Will you commit, right now, to teach others about what God has done for you?

Two, will you promise to sing privately and publically of God’s great grace (v. 14)? This is exactly what David says he will do:

14 Deliver me from bloodguiltiness, O God, the God of my salvation; then my tongue will joyfully sing of Your righteousness. 15 O Lord, open my lips, that my mouth may declare Your praise.

Will you tell other men at Base Camp? Will you be authentic with your Life Group? Will you tell your girlfriend’s at The Mix? Yes, will you joyously give praise to the God who has forgiven you? Three, will you stop thinking God accepts outer religious actions for forgiveness without

the person being internally broken up about his sin?
16 For You do not delight in sacrifice, otherwise I would give it; You are not pleased with burnt offering. 17 The sacrifices of God are a broken spirit; a broken and a contrite heart, O God, You will not despise.

David is not saying the entire sacrificial system which God gave to Israel was ineffective. Far from it. What he is saying is what is going on in and with your heart is way more important the number of sacrifices you place on the altar. David could have offered 1,000 peace offerings at the Tabernacle; however, none of this would have meant anything if his heart had not been convicted and crushed by the despicable nature of his sins. You and I are no different. God wants your heart, not your hands full of religious activities, be what they may. Will you give it to Him? Will you be brave enough to ask Him to break your strong-willed spirit as it relates to your sin?

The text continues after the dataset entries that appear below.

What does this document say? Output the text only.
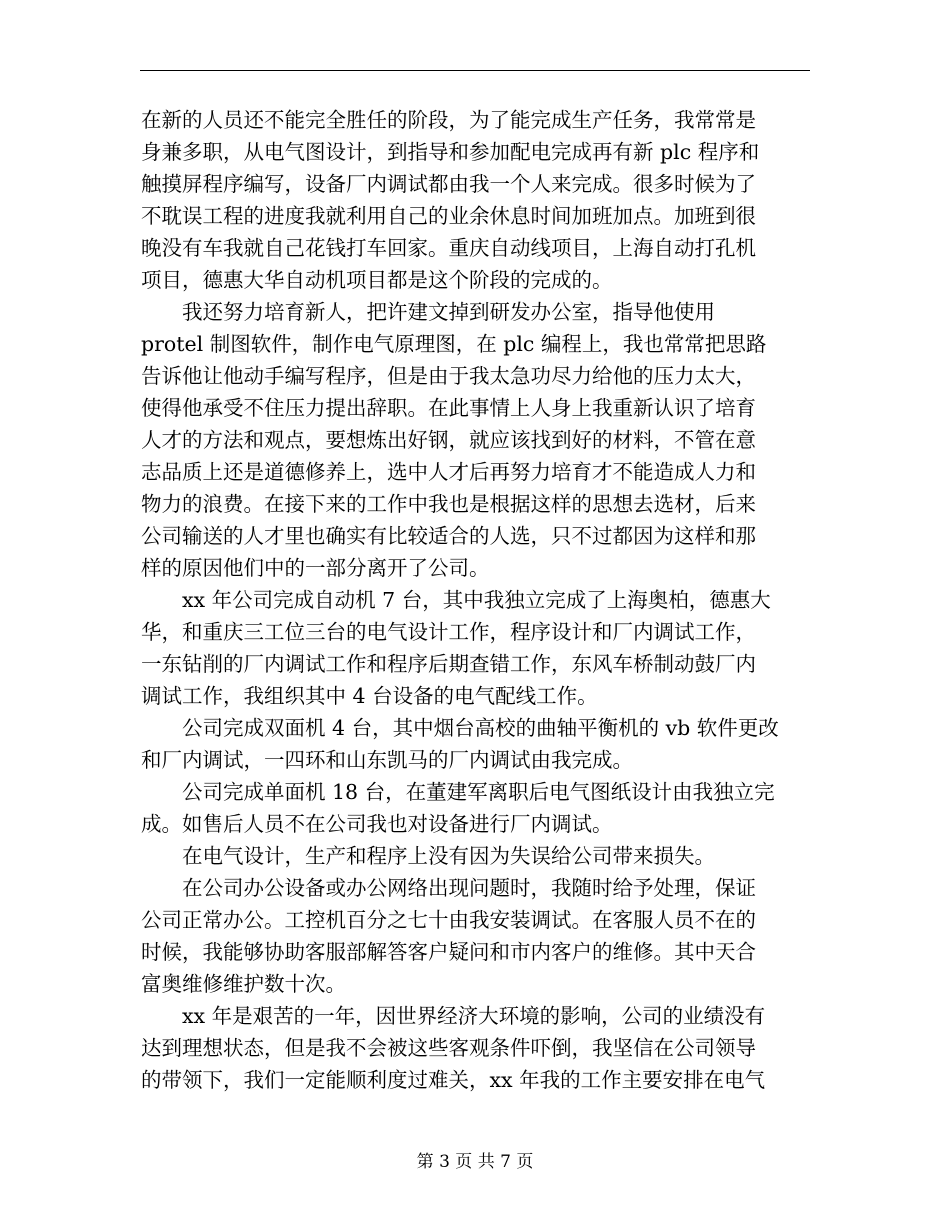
在新的人员还不能完全胜任的阶段，为了能完成生产任务，我常常是
身兼多职，从电气图设计，到指导和参加配电完成再有新 plc 程序和
触摸屏程序编写，设备厂内调试都由我一个人来完成。很多时候为了
不耽误工程的进度我就利用自己的业余休息时间加班加点。加班到很
晚没有车我就自己花钱打车回家。重庆自动线项目，上海自动打孔机
项目，德惠大华自动机项目都是这个阶段的完成的。
我还努力培育新人，把许建文掉到研发办公室，指导他使用
protel 制图软件，制作电气原理图，在 plc 编程上，我也常常把思路
告诉他让他动手编写程序，但是由于我太急功尽力给他的压力太大，
使得他承受不住压力提出辞职。在此事情上人身上我重新认识了培育
人才的方法和观点，要想炼出好钢，就应该找到好的材料，不管在意
志品质上还是道德修养上，选中人才后再努力培育才不能造成人力和
物力的浪费。在接下来的工作中我也是根据这样的思想去选材，后来
公司输送的人才里也确实有比较适合的人选，只不过都因为这样和那
样的原因他们中的一部分离开了公司。
xx 年公司完成自动机 7 台，其中我独立完成了上海奥柏，德惠大
华，和重庆三工位三台的电气设计工作，程序设计和厂内调试工作，
一东钻削的厂内调试工作和程序后期查错工作，东风车桥制动鼓厂内
调试工作，我组织其中 4 台设备的电气配线工作。
公司完成双面机 4 台，其中烟台高校的曲轴平衡机的 vb 软件更改
和厂内调试，一四环和山东凯马的厂内调试由我完成。
公司完成单面机 18 台，在董建军离职后电气图纸设计由我独立完
成。如售后人员不在公司我也对设备进行厂内调试。
在电气设计，生产和程序上没有因为失误给公司带来损失。
在公司办公设备或办公网络出现问题时，我随时给予处理，保证
公司正常办公。工控机百分之七十由我安装调试。在客服人员不在的
时候，我能够协助客服部解答客户疑问和市内客户的维修。其中天合
富奥维修维护数十次。
xx 年是艰苦的一年，因世界经济大环境的影响，公司的业绩没有
达到理想状态，但是我不会被这些客观条件吓倒，我坚信在公司领导
的带领下，我们一定能顺利度过难关，xx 年我的工作主要安排在电气
第 3 页 共 7 页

As a by-product, we must, as David did, and ask ourselves: What happens when we decide to get right with God for a change? Our renewed standing renews our culture:

18 By Your favor do good to Zion; build the walls of Jerusalem. 19 Then You will delight in righteous sacrifices, in burnt offering and whole burnt offering; then young bulls will be offered on Your altar.

These words are so appropriate, especially for our devious, decadent day. What we need are saints from all ages and all walks of life to come clean from their sin(s), to confess it/them, to seek God’s empowerment for victorious living, and to promise to be used publically and privately for God. What happens when this happens? The moral walls of the lives of those around you will be strengthened by the hope your example will give them.